Viva Las Vegas!

nighttime picture with gold lighted eiffel tower

Going to Vegas has been a dream of mine for a long time. Hard to imagine an 11 year old looking forward to their first trip to Sin City? Not for me or those who knew me.
I started playing poker at that age with my grandparents. We would go to taverns in the Triangle and play the free games hosted by World Tavern Poker. At the bar or restaurant you play for a gift card each week. Over time you build up points and win seats for the big games in the Poconos in the spring and the Last Vegas international tournaments as well.

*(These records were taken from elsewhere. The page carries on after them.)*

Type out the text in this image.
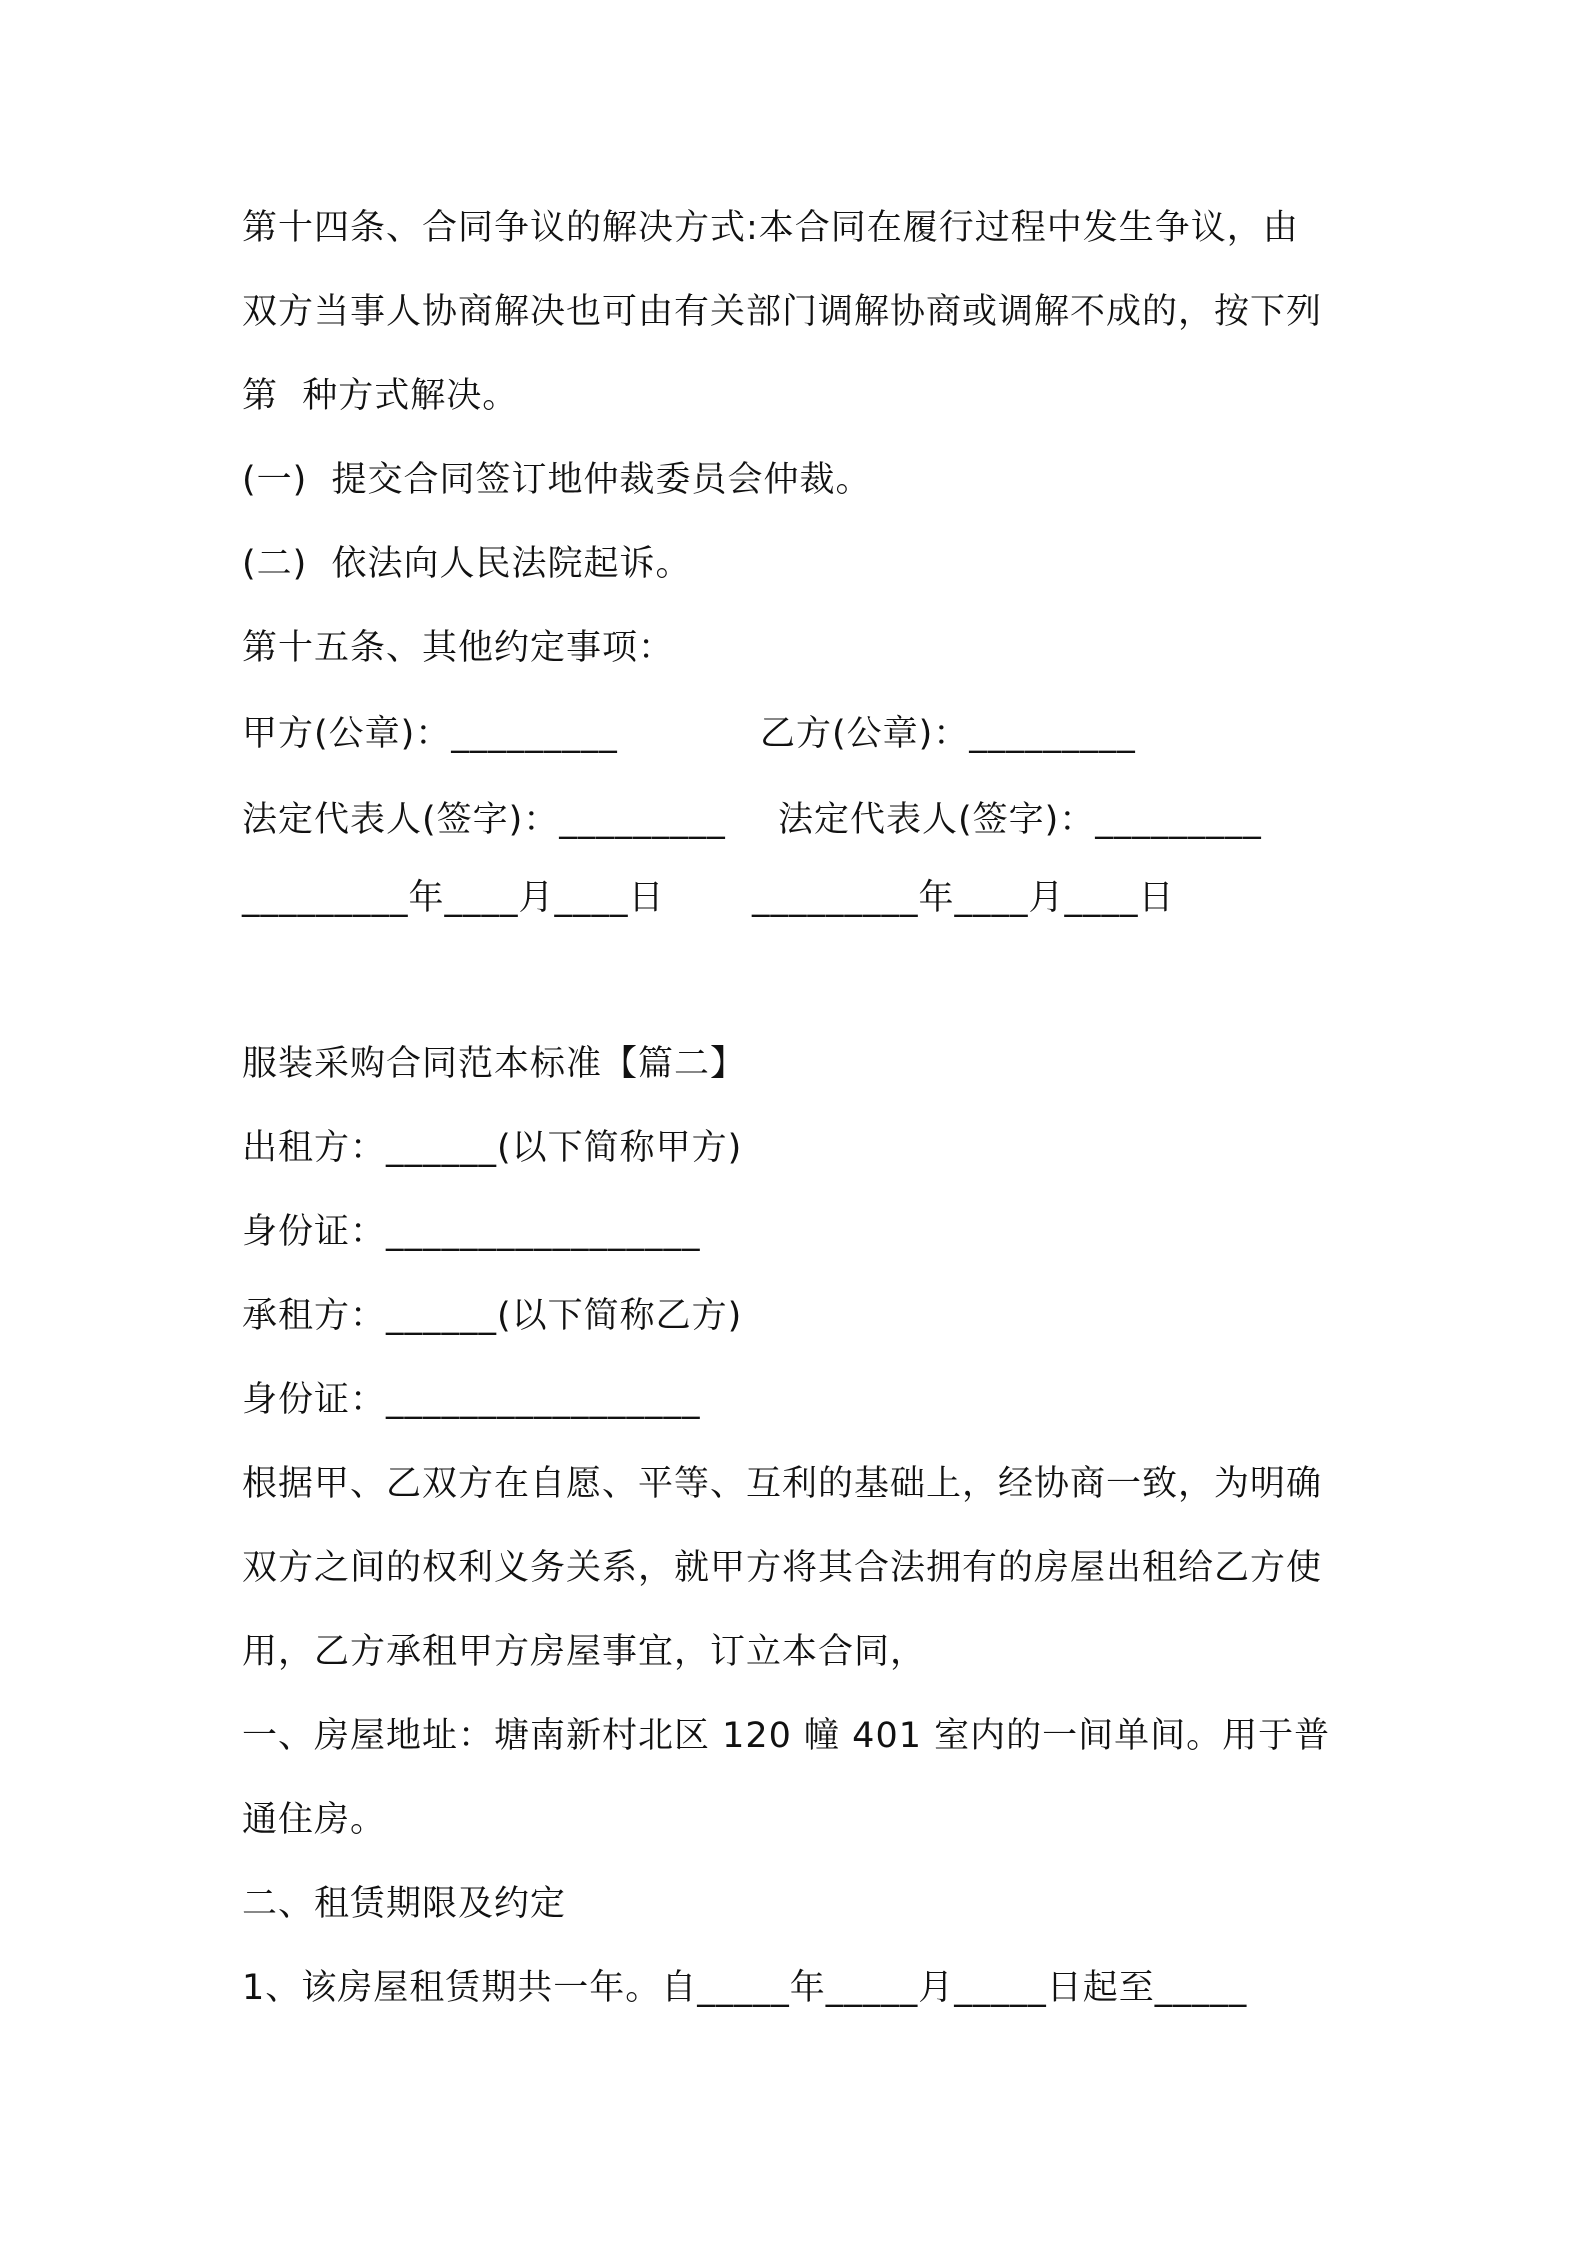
第十四条、合同争议的解决方式:本合同在履行过程中发生争议，由
双方当事人协商解决也可由有关部门调解协商或调解不成的，按下列
第  种方式解决。
(一)  提交合同签订地仲裁委员会仲裁。
(二)  依法向人民法院起诉。
第十五条、其他约定事项：
甲方(公章)：_________	乙方(公章)：_________
法定代表人(签字)：_________ 法定代表人(签字)：_________
_________年____月____日 _________年____月____日
服装采购合同范本标准【篇二】
出租方：______(以下简称甲方)
身份证：_________________
承租方：______(以下简称乙方)
身份证：_________________
根据甲、乙双方在自愿、平等、互利的基础上，经协商一致，为明确
双方之间的权利义务关系，就甲方将其合法拥有的房屋出租给乙方使
用，乙方承租甲方房屋事宜，订立本合同，
一、房屋地址：塘南新村北区 120 幢 401 室内的一间单间。用于普
通住房。
二、租赁期限及约定
1、该房屋租赁期共一年。自_____年_____月_____日起至_____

I was 14 when I won my first Tavern Championship. It was an exciting accomplishment for me but not everyone was thrilled. By winning that day I had kept a legal adult, someone 21 or older, from winning a seat in Vegas that could actually be used.After that day they had to make a rule to only allow those who could legally gamble play in the local bars. I understood but was still very disappointed and looked forward to getting back in the game.

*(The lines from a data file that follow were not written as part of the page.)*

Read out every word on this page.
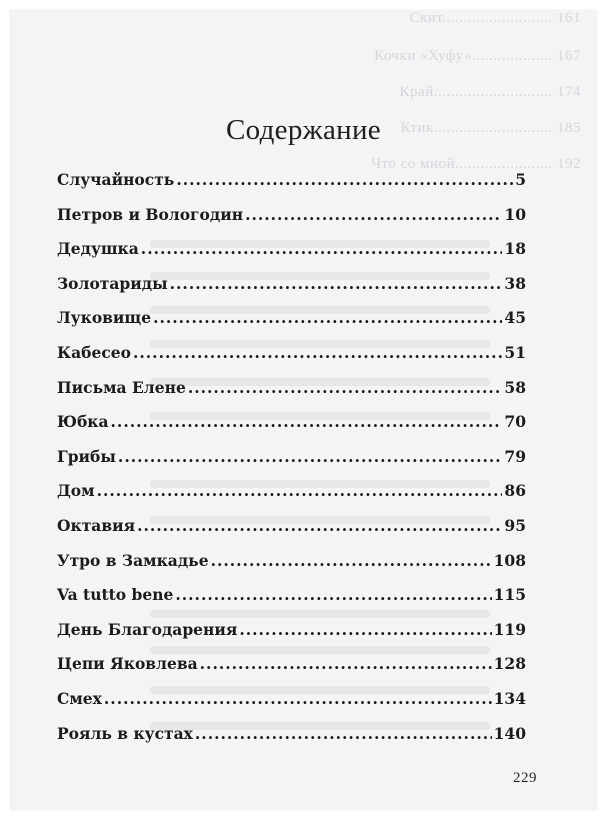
Скит.......................... 161
Кочки «Хуфу»................... 167
Край............................ 174
Ктик............................ 185
Что со мной....................... 192
Содержание
Случайность .....	5
Петров и Вологодин .....	10
Дедушка .....	18
Золотариды .....	38
Луковище .....	45
Кабесео .....	51
Письма Елене .....	58
Юбка .....	70
Грибы .....	79
Дом .....	86
Октавия .....	95
Утро в Замкадье .....	108
Va tutto bene .....	115
День Благодарения .....	119
Цепи Яковлева .....	128
Смех .....	134
Рояль в кустах .....	140
229
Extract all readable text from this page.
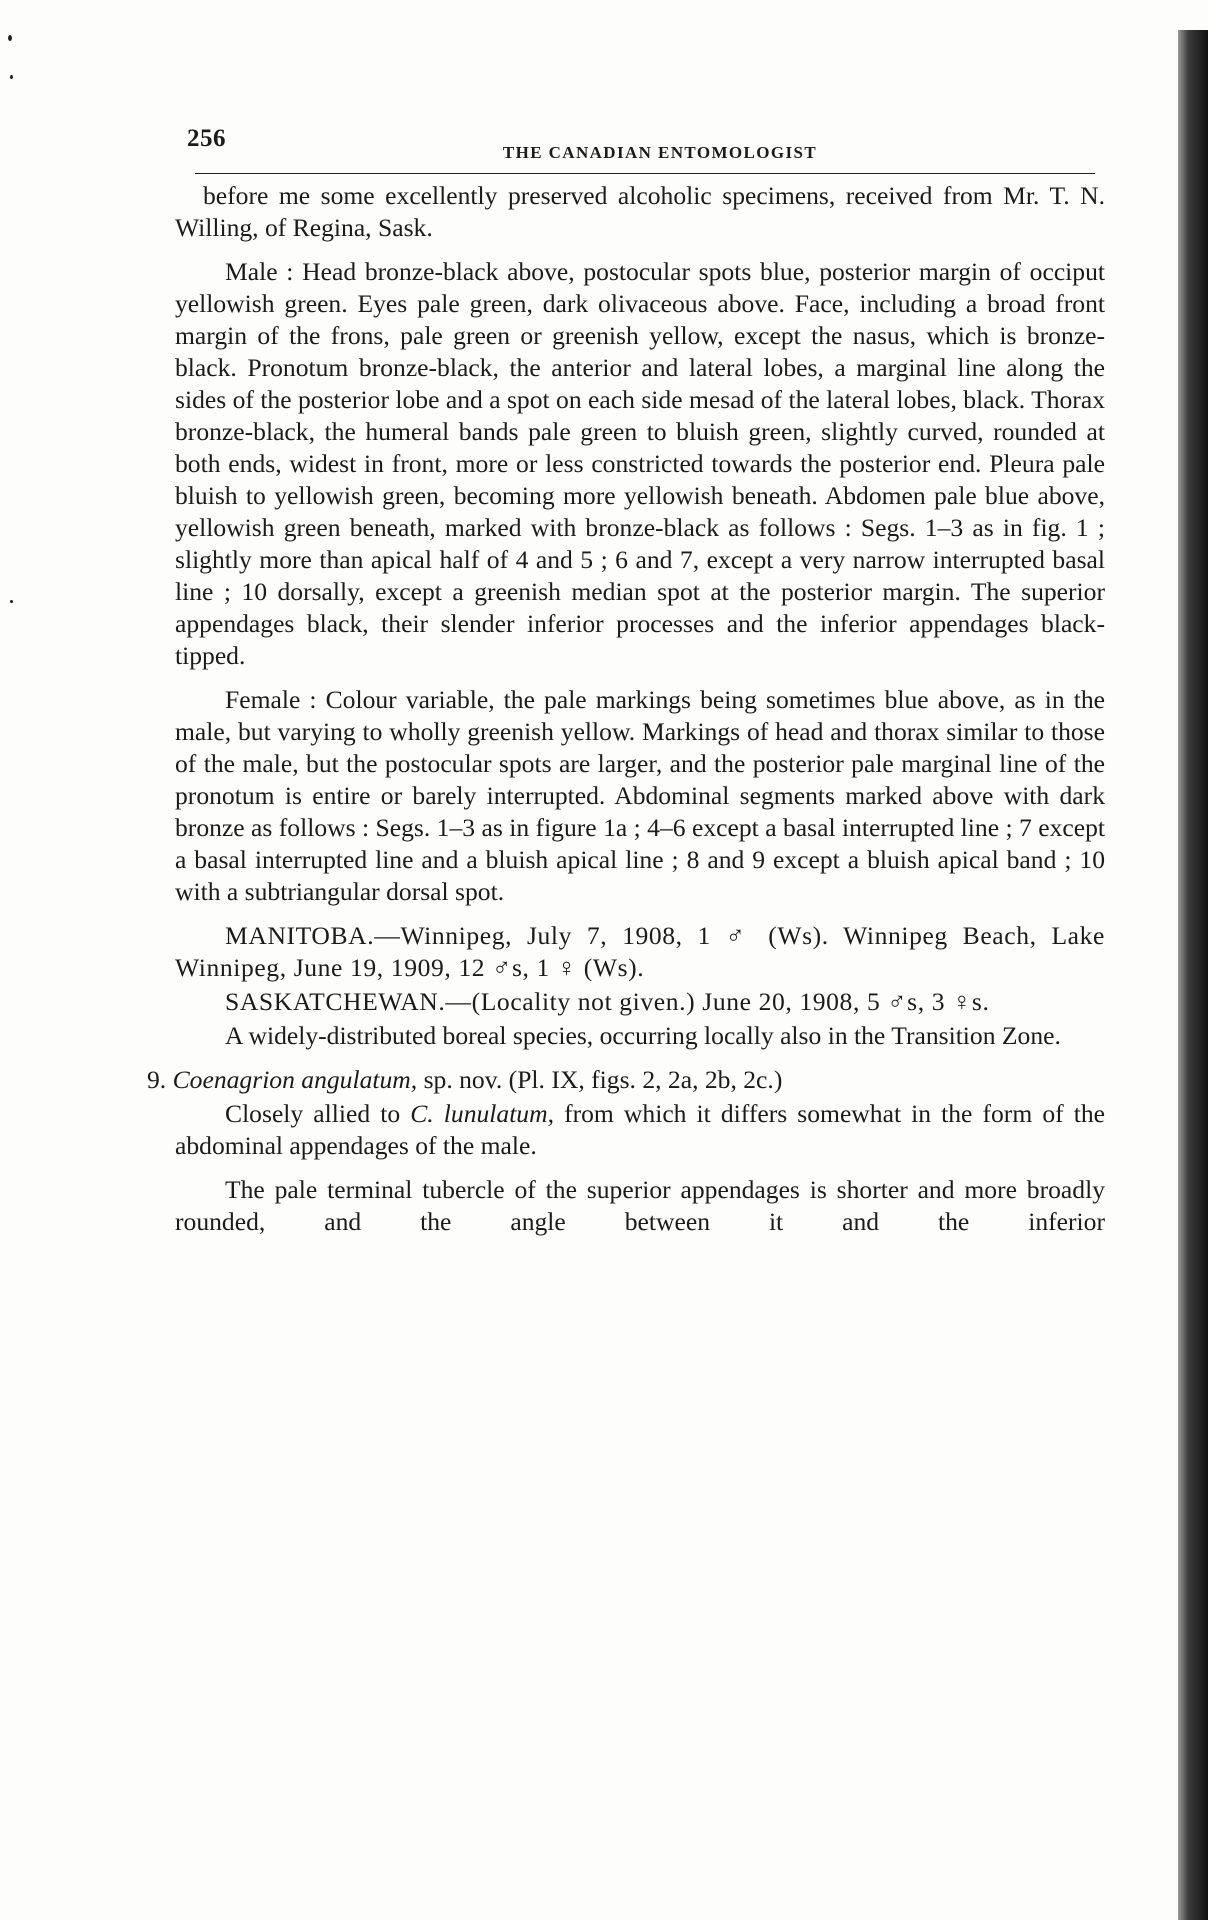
256
THE CANADIAN ENTOMOLOGIST

before me some excellently preserved alcoholic specimens, received from Mr. T. N. Willing, of Regina, Sask.

Male : Head bronze-black above, postocular spots blue, posterior margin of occiput yellowish green. Eyes pale green, dark olivaceous above. Face, including a broad front margin of the frons, pale green or greenish yellow, except the nasus, which is bronze-black. Pronotum bronze-black, the anterior and lateral lobes, a marginal line along the sides of the posterior lobe and a spot on each side mesad of the lateral lobes, black. Thorax bronze-black, the humeral bands pale green to bluish green, slightly curved, rounded at both ends, widest in front, more or less constricted towards the posterior end. Pleura pale bluish to yellowish green, becoming more yellowish beneath. Abdomen pale blue above, yellowish green beneath, marked with bronze-black as follows : Segs. 1–3 as in fig. 1 ; slightly more than apical half of 4 and 5 ; 6 and 7, except a very narrow interrupted basal line ; 10 dorsally, except a greenish median spot at the posterior margin. The superior appendages black, their slender inferior processes and the inferior appendages black-tipped.

Female : Colour variable, the pale markings being sometimes blue above, as in the male, but varying to wholly greenish yellow. Markings of head and thorax similar to those of the male, but the postocular spots are larger, and the posterior pale marginal line of the pronotum is entire or barely interrupted. Abdominal segments marked above with dark bronze as follows : Segs. 1–3 as in figure 1a ; 4–6 except a basal interrupted line ; 7 except a basal interrupted line and a bluish apical line ; 8 and 9 except a bluish apical band ; 10 with a subtriangular dorsal spot.

MANITOBA.—Winnipeg, July 7, 1908, 1 ♂ (Ws). Winnipeg Beach, Lake Winnipeg, June 19, 1909, 12 ♂s, 1 ♀ (Ws).

SASKATCHEWAN.—(Locality not given.) June 20, 1908, 5 ♂s, 3 ♀s.

A widely-distributed boreal species, occurring locally also in the Transition Zone.

9. Coenagrion angulatum, sp. nov. (Pl. IX, figs. 2, 2a, 2b, 2c.)

Closely allied to C. lunulatum, from which it differs somewhat in the form of the abdominal appendages of the male.

The pale terminal tubercle of the superior appendages is shorter and more broadly rounded, and the angle between it and the inferior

Fast forward another seven years and I was finally old enough to go with my grandparents to Las Vegas earlier this month, during my senior year at William Peace University. They were so generous to take me and bankroll my first foray into the gambling world.
While in Las Vegas I played in a couple tournaments I had won seats in like the Tournament of Champions Finals and the WTP National Semi-Finals. There were also buy-in games like the Bounty tournament and the Tag-Team tournament where you switch seats with a partner.
Unfortunately, I didn’t win big in the poker tournaments. It was still a ton of fun to see and play with people who had known me for an entire decade. On the bright side, I actually had much better luck at slots!
I took the opportunity in Las Vegas to explore and be adventurous. My grandfather and I rode the Rio’s Voodoo Zipline which flies 55 stories up in the air between two buildings. It was the most terrifying yet exhilarating thing I have ever had the pleasure of experiencing.
We went to Fremont Street and the Hoover Dam. Experienced several casinos and the Bellagio’s world famous water show. I was even able to make time to visit the Harry Potter themed coffee shop, Bad Owl Coffee, during my week long trip.
Poker has taught me so much in the 10 years I’ve played the game. Patience is the key to success. If people doubt you, use that to your advantage.
Or perhaps my favorite poker saying, “All it takes is a chip in a chair.” It’s a fancy way of saying you can make it back from anything. Anything is possible.
Facing my last semester at Peace that’s exactly how I feel, like anything is possible. I’ll have to figure out how poker and Vegas fit in to my graduate school lifestyle, but I’m excited to find out what hand life is going to deal me next.